“Learning German is what eternity was made for.” – Mark Twain
Inspired by this great author’s observation, seven German language students are venturing out to Salzburg and Munich this April, to sharpen our skills with the language, and witness firsthand the beautiful German culture.
We love learning new languages at LIS– students can choose French, Spanish or German, added to the language of instruction, English. Of course, the language of our host country Slovenia, is also offered to all students.
Students should be immersed in their acquired language as much as possible, so we look for opportunities to “expand our classroom” outside its walls– for students of German, that means a week this Spring to our neighbors to the North, Austria and Germany.
Traveling by train, with a brief day and night in Salzburg for the famous salt mines, we move on to Munich for the next three days.
German culture (and a few pastries) awaits us as we have booked a number of venues. We will be eating at some traditional German restaurants, including the famous Hofbräuhaus; touring several museums–the highlight being the historic Nymphenburg Palace . We also have an evening tour on one of the nights that features Medieval Germany.

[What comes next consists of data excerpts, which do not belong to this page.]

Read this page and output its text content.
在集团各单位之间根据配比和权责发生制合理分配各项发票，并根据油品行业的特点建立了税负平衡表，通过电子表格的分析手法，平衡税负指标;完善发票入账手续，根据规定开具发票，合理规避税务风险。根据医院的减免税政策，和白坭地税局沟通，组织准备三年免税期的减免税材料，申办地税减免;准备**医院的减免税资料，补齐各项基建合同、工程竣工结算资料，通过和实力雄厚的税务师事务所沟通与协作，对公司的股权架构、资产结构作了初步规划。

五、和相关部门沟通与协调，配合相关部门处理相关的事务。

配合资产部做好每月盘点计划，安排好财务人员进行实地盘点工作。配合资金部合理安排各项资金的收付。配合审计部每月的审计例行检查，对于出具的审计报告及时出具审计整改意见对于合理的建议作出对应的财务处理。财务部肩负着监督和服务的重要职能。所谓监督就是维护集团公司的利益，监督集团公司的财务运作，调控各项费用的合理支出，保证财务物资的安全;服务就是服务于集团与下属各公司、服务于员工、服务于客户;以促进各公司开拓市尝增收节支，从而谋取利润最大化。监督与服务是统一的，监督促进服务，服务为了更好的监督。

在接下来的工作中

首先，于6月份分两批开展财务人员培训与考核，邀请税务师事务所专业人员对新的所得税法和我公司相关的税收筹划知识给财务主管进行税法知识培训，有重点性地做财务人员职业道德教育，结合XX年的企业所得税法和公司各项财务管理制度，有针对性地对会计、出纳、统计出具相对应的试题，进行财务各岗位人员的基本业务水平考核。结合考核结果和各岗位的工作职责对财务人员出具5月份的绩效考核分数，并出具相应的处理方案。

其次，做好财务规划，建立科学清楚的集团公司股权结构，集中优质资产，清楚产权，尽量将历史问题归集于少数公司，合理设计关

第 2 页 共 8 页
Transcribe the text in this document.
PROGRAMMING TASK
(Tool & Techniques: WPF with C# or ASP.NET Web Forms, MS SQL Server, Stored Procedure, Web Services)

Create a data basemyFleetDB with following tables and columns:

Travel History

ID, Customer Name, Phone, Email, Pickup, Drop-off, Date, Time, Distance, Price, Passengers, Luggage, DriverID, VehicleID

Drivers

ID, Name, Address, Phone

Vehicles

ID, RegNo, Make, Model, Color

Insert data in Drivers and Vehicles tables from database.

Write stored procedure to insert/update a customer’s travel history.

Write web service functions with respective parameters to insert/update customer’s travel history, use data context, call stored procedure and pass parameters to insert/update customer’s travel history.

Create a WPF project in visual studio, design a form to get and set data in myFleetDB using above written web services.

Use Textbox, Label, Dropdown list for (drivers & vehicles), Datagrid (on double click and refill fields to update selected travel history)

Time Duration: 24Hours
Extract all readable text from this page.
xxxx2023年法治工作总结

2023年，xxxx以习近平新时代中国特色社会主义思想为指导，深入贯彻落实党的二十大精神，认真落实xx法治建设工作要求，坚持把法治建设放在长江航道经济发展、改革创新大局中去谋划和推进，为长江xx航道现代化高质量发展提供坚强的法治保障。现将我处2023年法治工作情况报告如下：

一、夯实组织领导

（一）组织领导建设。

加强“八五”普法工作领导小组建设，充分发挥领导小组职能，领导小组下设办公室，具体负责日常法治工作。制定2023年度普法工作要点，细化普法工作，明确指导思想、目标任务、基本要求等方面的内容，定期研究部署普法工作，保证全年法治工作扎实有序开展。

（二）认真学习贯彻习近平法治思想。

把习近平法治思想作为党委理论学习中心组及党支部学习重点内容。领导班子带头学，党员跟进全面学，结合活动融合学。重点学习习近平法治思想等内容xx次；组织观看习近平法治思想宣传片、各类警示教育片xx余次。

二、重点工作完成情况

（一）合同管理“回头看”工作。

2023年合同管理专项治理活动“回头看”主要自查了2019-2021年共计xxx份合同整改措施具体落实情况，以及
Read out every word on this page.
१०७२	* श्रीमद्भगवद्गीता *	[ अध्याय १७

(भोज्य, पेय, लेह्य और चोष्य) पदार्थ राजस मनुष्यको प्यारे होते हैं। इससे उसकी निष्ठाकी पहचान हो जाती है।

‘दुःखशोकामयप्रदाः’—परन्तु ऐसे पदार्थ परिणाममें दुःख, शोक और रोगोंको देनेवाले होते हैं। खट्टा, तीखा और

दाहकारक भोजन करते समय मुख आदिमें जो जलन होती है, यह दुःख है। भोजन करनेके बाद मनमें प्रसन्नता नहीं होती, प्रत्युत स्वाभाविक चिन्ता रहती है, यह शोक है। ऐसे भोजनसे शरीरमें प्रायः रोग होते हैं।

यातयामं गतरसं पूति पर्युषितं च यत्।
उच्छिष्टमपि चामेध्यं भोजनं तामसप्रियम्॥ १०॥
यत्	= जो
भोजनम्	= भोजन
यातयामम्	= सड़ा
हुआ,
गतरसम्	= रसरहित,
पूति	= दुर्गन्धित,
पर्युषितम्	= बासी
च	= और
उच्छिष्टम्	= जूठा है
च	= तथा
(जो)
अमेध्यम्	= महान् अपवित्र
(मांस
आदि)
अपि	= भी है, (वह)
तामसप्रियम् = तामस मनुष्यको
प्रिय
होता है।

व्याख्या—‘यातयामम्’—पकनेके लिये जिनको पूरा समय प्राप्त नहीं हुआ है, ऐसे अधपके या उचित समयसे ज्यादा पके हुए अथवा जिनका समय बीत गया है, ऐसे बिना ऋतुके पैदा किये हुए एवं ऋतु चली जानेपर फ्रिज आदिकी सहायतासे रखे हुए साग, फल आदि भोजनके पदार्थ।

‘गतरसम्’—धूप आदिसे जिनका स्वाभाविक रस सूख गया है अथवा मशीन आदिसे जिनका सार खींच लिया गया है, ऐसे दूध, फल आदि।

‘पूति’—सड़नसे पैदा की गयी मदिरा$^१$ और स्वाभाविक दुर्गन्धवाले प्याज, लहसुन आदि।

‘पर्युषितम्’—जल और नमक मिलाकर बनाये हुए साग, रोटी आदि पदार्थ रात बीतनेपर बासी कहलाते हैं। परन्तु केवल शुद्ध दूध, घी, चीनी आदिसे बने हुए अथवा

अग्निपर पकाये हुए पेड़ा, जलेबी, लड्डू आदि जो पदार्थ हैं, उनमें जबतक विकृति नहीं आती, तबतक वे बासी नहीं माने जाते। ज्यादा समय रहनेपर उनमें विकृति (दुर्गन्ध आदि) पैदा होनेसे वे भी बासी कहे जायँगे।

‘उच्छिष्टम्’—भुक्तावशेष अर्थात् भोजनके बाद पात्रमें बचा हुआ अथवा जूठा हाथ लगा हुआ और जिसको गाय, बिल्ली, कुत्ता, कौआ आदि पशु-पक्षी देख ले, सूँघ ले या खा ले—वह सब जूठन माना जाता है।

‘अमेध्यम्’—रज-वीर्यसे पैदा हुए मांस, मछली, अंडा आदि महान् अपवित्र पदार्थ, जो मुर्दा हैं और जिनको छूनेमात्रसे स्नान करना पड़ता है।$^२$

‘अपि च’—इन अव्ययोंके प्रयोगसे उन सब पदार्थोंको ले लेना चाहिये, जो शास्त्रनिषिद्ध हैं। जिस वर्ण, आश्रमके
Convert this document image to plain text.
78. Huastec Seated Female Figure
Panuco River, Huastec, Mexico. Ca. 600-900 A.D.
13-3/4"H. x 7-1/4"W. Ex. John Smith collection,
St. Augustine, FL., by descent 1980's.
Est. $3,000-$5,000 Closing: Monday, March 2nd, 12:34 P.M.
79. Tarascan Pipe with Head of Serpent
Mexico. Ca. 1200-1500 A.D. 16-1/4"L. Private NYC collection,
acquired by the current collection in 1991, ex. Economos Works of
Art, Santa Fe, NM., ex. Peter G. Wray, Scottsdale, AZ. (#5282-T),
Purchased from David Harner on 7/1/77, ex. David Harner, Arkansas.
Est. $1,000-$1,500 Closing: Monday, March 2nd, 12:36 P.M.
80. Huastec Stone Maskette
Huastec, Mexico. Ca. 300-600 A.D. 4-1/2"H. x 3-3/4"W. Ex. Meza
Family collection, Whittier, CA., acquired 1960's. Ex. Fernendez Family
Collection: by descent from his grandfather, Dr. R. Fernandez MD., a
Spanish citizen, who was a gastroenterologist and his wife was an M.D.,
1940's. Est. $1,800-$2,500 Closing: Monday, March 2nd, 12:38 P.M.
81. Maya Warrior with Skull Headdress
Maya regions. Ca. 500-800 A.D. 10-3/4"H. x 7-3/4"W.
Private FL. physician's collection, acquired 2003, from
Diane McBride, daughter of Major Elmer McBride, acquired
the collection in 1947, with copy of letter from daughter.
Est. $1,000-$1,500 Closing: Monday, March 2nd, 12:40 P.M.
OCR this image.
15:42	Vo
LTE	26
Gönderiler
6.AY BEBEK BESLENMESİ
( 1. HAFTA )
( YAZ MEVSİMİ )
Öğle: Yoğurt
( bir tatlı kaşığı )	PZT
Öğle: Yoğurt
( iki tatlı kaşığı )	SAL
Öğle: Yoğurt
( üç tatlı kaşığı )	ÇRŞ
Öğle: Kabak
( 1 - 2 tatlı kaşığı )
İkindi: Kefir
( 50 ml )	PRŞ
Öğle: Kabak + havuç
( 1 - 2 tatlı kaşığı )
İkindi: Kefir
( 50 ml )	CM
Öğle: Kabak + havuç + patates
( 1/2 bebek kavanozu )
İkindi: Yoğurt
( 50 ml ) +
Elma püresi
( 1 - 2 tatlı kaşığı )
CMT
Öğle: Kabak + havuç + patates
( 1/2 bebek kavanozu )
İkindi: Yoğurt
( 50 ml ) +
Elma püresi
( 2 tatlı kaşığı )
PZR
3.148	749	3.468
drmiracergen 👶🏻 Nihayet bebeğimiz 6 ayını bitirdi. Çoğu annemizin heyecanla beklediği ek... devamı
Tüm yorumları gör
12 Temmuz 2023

A tour of the German Museum promises to be exceptionally interesting, as it is considered the premiere technical museum of Germany, with a number of recently added exhibits. Wanting to include some fine art emphasis, with a technological twist, we will be visiting Bavaria Filmstradt — a movie studio specializing in animation. We also will watch a 3D short animated film of the studio’s creation.
Our final morning will include a visit to the historic Olympic Park, a tour of the BMW museum and, before catching our train home, an ascent up the Olympic Tower (thankfully by elevator) to catch a fantastic view of Munich, and the surrounding area including a glimpse of the Alps in the distance.
By late morning we will catch the train to Vienna (non-stop this time 😢) and onwards to Ljubljana – we will be ready for a bit of rest at home.
We see what Mark Twain meant- learning German may be (pretty close to) eternal.
Gute Fahrt, liebe Studierende.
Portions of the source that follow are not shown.